I was doing some face verification stuff(I'm a newbie) first I vectorize the 2 pics I want to compare
filename1 = '/1_52381.jpg'
filename2 = '/1_443339.jpg'
img1 = plt.imread(filename1)
rows,cols,colors = img1.shape
img1_size = rows*cols*colors
img1_1D_vector = img1.reshape(img1_size).reshape(-1, 1)
img2 = plt.imread(filename2)
rows,cols,colors = img2.shape
img2_size = rows*cols*colors
img2_1D_vector = img2.reshape(img2_size).reshape(-1, 1)
(img2_1D_vector.shape,img1_1D_vector.shape)
and here I get the dim of the both vector which is: ((30960, 1), (55932, 1)).

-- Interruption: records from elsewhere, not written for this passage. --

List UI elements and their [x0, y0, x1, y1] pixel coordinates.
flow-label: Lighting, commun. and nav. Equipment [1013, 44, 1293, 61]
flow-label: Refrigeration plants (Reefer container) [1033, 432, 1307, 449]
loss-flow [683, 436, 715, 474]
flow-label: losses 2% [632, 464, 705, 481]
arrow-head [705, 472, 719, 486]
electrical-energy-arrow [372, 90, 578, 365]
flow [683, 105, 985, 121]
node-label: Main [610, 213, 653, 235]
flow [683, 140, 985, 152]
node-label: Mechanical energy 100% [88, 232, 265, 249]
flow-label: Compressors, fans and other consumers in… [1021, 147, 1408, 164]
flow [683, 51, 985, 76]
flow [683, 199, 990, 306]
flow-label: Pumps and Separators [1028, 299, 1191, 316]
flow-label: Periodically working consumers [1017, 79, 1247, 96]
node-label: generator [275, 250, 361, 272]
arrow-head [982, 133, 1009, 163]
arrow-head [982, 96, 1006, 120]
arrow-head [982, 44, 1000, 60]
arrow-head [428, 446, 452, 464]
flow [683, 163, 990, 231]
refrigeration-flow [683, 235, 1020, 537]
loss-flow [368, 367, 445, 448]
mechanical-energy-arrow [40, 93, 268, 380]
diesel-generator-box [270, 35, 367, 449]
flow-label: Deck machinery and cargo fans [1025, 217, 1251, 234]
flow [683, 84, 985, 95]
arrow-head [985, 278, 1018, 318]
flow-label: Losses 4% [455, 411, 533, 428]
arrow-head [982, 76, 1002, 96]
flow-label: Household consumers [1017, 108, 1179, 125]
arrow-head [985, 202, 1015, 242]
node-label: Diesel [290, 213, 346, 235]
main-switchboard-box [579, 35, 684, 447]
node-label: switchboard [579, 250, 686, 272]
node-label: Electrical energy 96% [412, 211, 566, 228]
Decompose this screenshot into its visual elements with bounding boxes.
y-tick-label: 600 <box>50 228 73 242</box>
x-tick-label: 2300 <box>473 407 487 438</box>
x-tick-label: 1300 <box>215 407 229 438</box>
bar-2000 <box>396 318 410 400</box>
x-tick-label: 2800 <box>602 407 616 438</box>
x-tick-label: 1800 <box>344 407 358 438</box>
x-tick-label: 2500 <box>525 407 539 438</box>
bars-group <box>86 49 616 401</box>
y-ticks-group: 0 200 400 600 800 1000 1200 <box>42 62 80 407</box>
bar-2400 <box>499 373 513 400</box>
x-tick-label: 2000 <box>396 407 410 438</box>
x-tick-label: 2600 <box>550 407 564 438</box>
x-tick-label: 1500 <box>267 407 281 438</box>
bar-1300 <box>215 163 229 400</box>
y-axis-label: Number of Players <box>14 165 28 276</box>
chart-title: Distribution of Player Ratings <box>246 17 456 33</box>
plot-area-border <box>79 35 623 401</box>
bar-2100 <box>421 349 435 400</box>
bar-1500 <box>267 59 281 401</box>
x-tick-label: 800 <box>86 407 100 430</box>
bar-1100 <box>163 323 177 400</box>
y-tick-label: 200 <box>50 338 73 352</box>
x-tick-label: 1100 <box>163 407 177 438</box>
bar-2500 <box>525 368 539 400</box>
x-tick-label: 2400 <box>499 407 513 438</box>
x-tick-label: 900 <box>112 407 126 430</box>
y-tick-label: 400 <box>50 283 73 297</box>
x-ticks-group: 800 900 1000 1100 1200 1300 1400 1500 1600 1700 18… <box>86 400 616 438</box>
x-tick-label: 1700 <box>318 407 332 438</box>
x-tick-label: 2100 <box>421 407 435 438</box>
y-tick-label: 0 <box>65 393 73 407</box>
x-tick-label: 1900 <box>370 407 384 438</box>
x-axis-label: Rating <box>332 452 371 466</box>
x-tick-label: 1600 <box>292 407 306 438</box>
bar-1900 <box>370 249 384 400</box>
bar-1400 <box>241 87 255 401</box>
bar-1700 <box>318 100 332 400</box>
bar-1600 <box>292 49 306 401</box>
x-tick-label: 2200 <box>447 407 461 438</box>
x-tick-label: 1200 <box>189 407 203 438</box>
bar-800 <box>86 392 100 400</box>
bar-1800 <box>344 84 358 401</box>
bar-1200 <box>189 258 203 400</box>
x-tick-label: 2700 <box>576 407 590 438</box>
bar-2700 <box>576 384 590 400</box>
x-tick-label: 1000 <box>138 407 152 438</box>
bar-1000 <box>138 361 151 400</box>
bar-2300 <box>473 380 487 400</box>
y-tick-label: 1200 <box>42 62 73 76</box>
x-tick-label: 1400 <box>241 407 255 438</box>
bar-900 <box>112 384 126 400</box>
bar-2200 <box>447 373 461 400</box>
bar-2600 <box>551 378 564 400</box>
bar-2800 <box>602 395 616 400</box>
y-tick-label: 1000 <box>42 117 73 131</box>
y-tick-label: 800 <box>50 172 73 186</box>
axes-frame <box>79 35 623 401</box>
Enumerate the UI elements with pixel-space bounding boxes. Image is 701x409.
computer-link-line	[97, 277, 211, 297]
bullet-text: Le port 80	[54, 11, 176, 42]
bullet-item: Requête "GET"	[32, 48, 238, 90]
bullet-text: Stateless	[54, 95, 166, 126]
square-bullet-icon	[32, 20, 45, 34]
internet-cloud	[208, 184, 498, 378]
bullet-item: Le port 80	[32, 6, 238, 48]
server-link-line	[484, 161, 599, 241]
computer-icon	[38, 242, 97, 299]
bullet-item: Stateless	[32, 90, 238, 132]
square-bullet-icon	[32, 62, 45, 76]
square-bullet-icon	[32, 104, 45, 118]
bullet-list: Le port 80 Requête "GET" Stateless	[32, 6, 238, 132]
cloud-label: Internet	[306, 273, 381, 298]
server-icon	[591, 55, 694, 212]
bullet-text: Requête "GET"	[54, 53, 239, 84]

My question is how to make them both of the same length do I need to reshape the picture to have the same size first? or I can do it after vectorize it? thanks for reading
Yes, to compute a cosine similarity you need your vectors to have the same dimension, and resizing one of the pictures before reshaping it into a vector is a good solution.
To resize, you can use one of image processing framework available in python.
Note: they are different algorithm/parameters that can be use for resizing.
# with skimage (you can also use PIL or cv2)
from skimage.transform import resize
shape = img1.shape
img2_resized = resize(img1, shape)
img1_vector = img1.ravel()
img2_vector = img2_resized.ravel()
# now you can perform your cosine similarity between img1_vector and img2_vector
# which are of the same dimension
you may wan't to downscale the bigger picture instead of upscaling the smaller one as upscaling may introduce more artefacts. You may also want to work with a fixed size accross a whole dataset.